What employees are looking for is the freedom to turn off when they want to, says Paul Dupuis
Paul Dupuis, CEO, Randstad India
Image: Aditi Tailang
On the sidelines of the release of the Randstad Employer Brand Research 2018 survey, Forbes India
caught up with Paul Dupuis, CEO, Randstad India, to understand what keeps Indian employees ticking. Edited excerpts:Q. What were the key findings of the survey?
Salary and employee benefits (48 percent) was the number one reason why people join companies in India—this is constant across all demographics. Coming in a close second was work-life balance (44 percent) followed by job security (42 percent). With job security ranking so high, it tells us about the state that India is in–evolving and still under construction. Let’s say a ship that has been shaking for many years is starting to steady a bit. Career progression (39 percent) and strong management (39 percent) come next. One thing I’ve discovered in India is the need for people to have a leader they can admire, trust and follow. I’ve seen that more here than in other countries. Q. Work-life balance seems to be a bit of a misnomer in today’s hyper-connected, digital world where one is always ‘on’.
There’s no such thing as work-life balance. There’s no such thing as turning off if you like what you do; plus in our digital world, it’s hard to turn off. Yet people recognise work-life balance as a key priority when they join companies. Behind that is the word ‘freedom’. It’s about having the freedom to turn off when you want to, or the freedom to work four hours on one day and then go off to do some volunteering or yoga, but then come in the next day, work nine hours and move the needle. Freedom to do that is work-life balance.Q. What about having a voice or being empowered? How important is that for employees, especially millennials?
Not just in India, but everywhere, millennials want to be heard. For the youth today, the connect is all digital; and often virtual. What I’ve discovered is that they are longing for that touch piece—having their voice heard, having face-to-face time with their bosses and colleagues. There’s the assumption that millennials don’t want that; that they want virtual and everything done through social media. That’s not true. They want the camaraderie and the in-person touch more than we expected.
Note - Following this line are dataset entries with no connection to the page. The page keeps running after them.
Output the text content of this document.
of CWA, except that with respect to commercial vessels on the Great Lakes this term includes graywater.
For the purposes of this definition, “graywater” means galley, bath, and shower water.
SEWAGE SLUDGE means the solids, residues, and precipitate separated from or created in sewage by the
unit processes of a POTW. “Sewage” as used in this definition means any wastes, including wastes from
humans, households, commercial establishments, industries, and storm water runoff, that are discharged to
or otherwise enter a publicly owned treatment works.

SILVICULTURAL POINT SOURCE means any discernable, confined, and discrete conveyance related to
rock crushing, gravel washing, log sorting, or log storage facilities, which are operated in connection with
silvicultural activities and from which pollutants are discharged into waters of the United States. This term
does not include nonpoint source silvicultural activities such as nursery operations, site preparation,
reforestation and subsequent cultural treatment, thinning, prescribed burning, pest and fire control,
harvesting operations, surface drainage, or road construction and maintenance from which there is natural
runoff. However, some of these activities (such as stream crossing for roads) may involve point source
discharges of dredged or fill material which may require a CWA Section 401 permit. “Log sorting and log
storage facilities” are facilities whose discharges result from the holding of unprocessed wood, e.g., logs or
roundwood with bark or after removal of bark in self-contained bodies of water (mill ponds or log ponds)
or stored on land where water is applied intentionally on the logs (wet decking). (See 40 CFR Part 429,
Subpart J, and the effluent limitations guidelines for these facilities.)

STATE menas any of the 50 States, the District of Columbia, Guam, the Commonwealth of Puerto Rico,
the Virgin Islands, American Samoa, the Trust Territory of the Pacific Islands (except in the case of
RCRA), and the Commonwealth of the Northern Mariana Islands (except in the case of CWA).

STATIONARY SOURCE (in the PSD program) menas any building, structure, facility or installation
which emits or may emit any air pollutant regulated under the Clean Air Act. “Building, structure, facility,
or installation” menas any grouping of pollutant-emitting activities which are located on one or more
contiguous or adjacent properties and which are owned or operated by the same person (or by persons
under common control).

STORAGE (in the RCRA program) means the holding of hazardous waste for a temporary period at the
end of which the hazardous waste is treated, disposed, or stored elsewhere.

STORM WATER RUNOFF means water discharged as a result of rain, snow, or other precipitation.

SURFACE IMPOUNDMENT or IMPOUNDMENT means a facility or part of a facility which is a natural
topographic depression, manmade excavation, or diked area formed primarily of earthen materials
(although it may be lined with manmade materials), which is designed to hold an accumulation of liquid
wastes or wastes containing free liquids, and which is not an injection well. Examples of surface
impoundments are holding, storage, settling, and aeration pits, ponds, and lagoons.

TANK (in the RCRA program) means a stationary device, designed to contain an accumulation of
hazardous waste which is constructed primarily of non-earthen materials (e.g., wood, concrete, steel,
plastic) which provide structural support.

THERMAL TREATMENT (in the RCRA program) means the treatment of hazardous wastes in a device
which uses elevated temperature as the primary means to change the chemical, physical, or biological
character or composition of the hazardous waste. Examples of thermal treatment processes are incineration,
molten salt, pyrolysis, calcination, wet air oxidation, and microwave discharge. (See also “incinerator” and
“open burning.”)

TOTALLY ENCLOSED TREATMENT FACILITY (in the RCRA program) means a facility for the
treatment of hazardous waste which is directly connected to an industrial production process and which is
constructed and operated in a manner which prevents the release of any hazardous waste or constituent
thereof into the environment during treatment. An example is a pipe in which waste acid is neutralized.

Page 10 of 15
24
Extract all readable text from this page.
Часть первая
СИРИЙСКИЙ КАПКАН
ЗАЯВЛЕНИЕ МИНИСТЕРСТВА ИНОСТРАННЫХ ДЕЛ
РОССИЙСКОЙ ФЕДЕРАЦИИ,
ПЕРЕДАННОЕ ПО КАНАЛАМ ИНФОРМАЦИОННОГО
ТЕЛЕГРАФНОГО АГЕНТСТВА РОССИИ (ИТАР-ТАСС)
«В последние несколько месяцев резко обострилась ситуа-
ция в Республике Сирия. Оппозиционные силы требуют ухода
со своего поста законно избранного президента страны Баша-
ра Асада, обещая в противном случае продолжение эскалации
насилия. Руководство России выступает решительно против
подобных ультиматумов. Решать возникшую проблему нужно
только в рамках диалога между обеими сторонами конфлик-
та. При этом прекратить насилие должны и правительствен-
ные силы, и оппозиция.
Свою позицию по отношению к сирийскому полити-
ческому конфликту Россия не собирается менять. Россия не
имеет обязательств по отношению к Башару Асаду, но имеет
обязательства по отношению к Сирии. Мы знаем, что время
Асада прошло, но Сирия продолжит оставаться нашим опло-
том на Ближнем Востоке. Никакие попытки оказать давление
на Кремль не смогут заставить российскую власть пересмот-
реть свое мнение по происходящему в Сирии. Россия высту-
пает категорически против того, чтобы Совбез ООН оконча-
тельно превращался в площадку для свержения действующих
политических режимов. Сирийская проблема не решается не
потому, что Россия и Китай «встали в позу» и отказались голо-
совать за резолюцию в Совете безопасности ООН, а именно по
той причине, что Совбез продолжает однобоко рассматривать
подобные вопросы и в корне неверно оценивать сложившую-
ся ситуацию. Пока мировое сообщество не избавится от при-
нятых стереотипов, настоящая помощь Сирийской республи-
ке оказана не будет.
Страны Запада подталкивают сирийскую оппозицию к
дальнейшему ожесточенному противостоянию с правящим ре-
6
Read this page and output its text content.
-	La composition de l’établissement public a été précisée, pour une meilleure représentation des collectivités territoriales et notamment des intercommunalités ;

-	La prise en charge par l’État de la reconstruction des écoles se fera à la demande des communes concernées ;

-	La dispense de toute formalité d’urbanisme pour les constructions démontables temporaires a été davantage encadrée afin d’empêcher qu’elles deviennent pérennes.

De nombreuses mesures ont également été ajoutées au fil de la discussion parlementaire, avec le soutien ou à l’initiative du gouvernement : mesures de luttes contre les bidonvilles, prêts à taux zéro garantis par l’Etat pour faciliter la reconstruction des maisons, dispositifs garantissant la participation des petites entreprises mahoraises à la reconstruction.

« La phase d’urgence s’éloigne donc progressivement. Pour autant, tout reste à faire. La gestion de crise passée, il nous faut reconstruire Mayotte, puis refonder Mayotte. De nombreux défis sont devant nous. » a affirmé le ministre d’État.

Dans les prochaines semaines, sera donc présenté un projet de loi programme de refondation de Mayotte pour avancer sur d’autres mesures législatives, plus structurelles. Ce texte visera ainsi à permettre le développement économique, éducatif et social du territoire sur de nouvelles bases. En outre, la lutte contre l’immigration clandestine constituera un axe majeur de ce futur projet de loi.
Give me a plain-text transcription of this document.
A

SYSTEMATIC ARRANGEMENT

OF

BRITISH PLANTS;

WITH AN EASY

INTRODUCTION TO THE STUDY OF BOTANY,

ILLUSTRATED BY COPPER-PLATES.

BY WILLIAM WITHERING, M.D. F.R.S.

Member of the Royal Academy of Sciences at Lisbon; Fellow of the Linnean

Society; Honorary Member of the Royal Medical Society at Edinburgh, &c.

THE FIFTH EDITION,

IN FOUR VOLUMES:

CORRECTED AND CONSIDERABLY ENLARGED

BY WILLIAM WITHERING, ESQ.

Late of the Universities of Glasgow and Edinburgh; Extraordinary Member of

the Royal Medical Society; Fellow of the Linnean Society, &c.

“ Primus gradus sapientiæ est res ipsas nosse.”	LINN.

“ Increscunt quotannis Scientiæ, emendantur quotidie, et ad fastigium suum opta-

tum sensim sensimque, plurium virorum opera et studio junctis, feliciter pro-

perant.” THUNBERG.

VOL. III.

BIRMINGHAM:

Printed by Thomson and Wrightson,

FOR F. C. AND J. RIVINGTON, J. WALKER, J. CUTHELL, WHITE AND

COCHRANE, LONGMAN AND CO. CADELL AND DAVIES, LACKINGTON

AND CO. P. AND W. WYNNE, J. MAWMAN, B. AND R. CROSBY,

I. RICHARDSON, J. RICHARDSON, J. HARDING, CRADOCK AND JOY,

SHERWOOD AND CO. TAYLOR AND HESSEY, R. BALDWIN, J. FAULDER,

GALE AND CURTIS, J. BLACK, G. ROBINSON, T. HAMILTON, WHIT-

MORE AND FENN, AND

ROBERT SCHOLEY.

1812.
Companies need to understand people in their 20s because they will be 65 percent of the workforce by 2030. The issue is the gap between them and the senior leaders at companies who are in their 50s. For them millennials are aliens. There is some awareness building and reskilling that has to happen in the senior leadership. I see it here and there, but traditional Indian companies have a hard time keeping up with this.